Translation:I borrowed a new book from the library and read it.
What about "I read a new book I borrowed from the library"? I think that sounds more natural in English.
When you see a verb in the -te form that comes before the final verb, it (often) signals that you need "and" (unless the final verb is a helping verb, like with "-te imasu" which signals the present progressive tense).
借りて読みました (karite yomimashita)
I borrowed and read it.
買って食べました (katte tabemashita)
I bought and ate it.
I wrote "I read the new book that I borrowed from the library" and it didn't accept it
図書館から新しい本を借りて読みました (toshokan kara atarashii hon o karite yomimashita)
I borrowed a new book from the library and read it.
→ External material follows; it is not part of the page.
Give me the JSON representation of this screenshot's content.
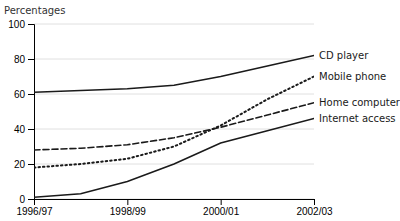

You might replace "and" with "so" or "then" or maybe some other slight deviations, but the above translation is the most accurate and faithful to the Japanese.
From Tae Kim:
the te-form alone is used to express a sequence of actions that happen one after another. This will make your conversations smoother as it allows you to connect multiple sentences instead of having many smaller, separate sentences that are often too short.
朝、起きた。そして、朝ご飯を食べた。そして、学校に行った。 Morning, (I) woke up. Then (I) ate breakfast. Then, (I) went to school.
朝、起きて、朝ご飯を食べて、学校に行った。 Morning, (I) woke up, ate breakfast, and went to school.
Puni Puni gives a simple and clear explanation that is worth a read.
I put "I borrowed a new book from the library to read" and it told me "I borrowed a new book from the library and read ." I reported that as incorrect.